Observations of the oceanic internal wave energy frequency spectrum reveal a peak in the near-inertial band and a power law in the super-inertial range. Recent numerical and theoretical results suggest that wave energy injected in the near-inertial band is spread to higher frequencies through scattering by the balanced eddy field. We investigate elements of this idea through a series of numerical simulations of the nonlinear shallow water equations, initialized with a narrow band of near-inertial waves, and a balanced field characterized by steady-state geostrophic turbulence. The amplitude of the balanced flow is characterized by small Rossby number, and the amplitude of the wave flow is weak relative to the balanced flow.
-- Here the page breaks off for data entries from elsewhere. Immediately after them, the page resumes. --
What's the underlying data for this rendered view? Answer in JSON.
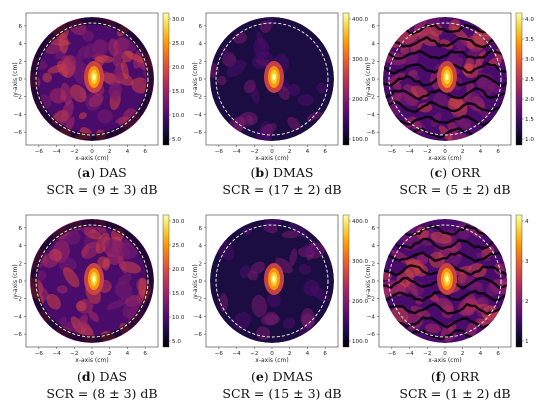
{
  "axis": {
    "xlabel": "x-axis (cm)",
    "ylabel": "y-axis (cm)",
    "xticks": [
      "−6",
      "−4",
      "−2",
      "0",
      "2",
      "4",
      "6"
    ],
    "yticks": [
      "6",
      "4",
      "2",
      "0",
      "−2",
      "−4",
      "−6"
    ]
  },
  "panels": [
    {
      "id": "a",
      "name": "DAS",
      "scr_text": "SCR = (9 ± 3) dB",
      "colorbar": [
        "30.0",
        "25.0",
        "20.0",
        "15.0",
        "10.0",
        "5.0"
      ],
      "style": "das",
      "seed": 1
    },
    {
      "id": "b",
      "name": "DMAS",
      "scr_text": "SCR = (17 ± 2) dB",
      "colorbar": [
        "400.0",
        "300.0",
        "200.0",
        "100.0"
      ],
      "style": "dmas",
      "seed": 2
    },
    {
      "id": "c",
      "name": "ORR",
      "scr_text": "SCR = (5 ± 2) dB",
      "colorbar": [
        "4.0",
        "3.5",
        "3.0",
        "2.5",
        "2.0",
        "1.5",
        "1.0"
      ],
      "style": "orr",
      "seed": 3
    },
    {
      "id": "d",
      "name": "DAS",
      "scr_text": "SCR = (8 ± 3) dB",
      "colorbar": [
        "30.0",
        "25.0",
        "20.0",
        "15.0",
        "10.0",
        "5.0"
      ],
      "style": "das",
      "seed": 4
    },
    {
      "id": "e",
      "name": "DMAS",
      "scr_text": "SCR = (15 ± 3) dB",
      "colorbar": [
        "400.0",
        "300.0",
        "200.0",
        "100.0"
      ],
      "style": "dmas",
      "seed": 5
    },
    {
      "id": "f",
      "name": "ORR",
      "scr_text": "SCR = (1 ± 2) dB",
      "colorbar": [
        "4",
        "3",
        "2",
        "1"
      ],
      "style": "orr",
      "seed": 6
    }
  ],
  "colors": {
    "cmap": [
      "#000004",
      "#1b0c41",
      "#4a0c6b",
      "#781c6d",
      "#a52c60",
      "#cf4446",
      "#ed6925",
      "#fb9b06",
      "#f7d13d",
      "#fcffa4"
    ]
  }
}
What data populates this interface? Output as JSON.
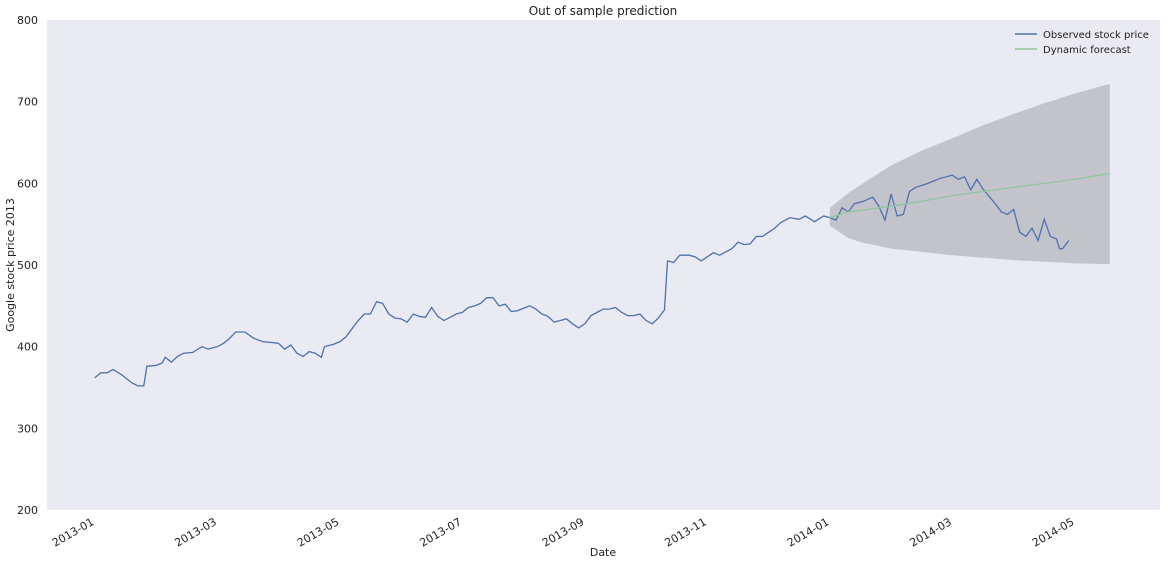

The balanced velocities, however, are slow compared to the wave group velocity, placing the overall flow in a small-Froude-number regime. When the balanced flow is removed, wave energy does not spread, even over very long times. As the magnitude of the balanced flow is increased, however, wave energy is spread to higher frequencies and smaller scales, following a power-law.Previous theoretical work in a similar regime of rotating shallow water flow finds that unsteady balanced flows produce frequency spreading via an ‘induced diffusion’ of wave modes to higher wavenumbers. These results are supported by numerical integrations of the ray tracing equations through synthetically-generated balanced flows. We close the gap by showing to what degree current theory, and the ray tracing approach, are able to explain the results of our nonlinear simulations.
Much theoretical work on geostrophic turbulence in the ocean assumes a flat bottom: a sea floor absent of slopes, mounts and valleys. Of course, the sea floor is not flat, and bottom topography can in fact impact quite profoundly the large-scale turbulence occurring above. In particular, bottom topography can affect geostrophic turbulence by modifying both the horizontal scale to which the inverse energy cascade can proceed—thus affecting the eddy scale of the fully-developed turbulence—as well as the preferred vertical structure of these eddies. In this short talk, I will focus on these two effects of bottom topography and seek to give a pedagogical tour through what I have learned over the last few months. Toward the end, I will show some results from recent work on these ideas and speculate on the directions in which I hope this work to go.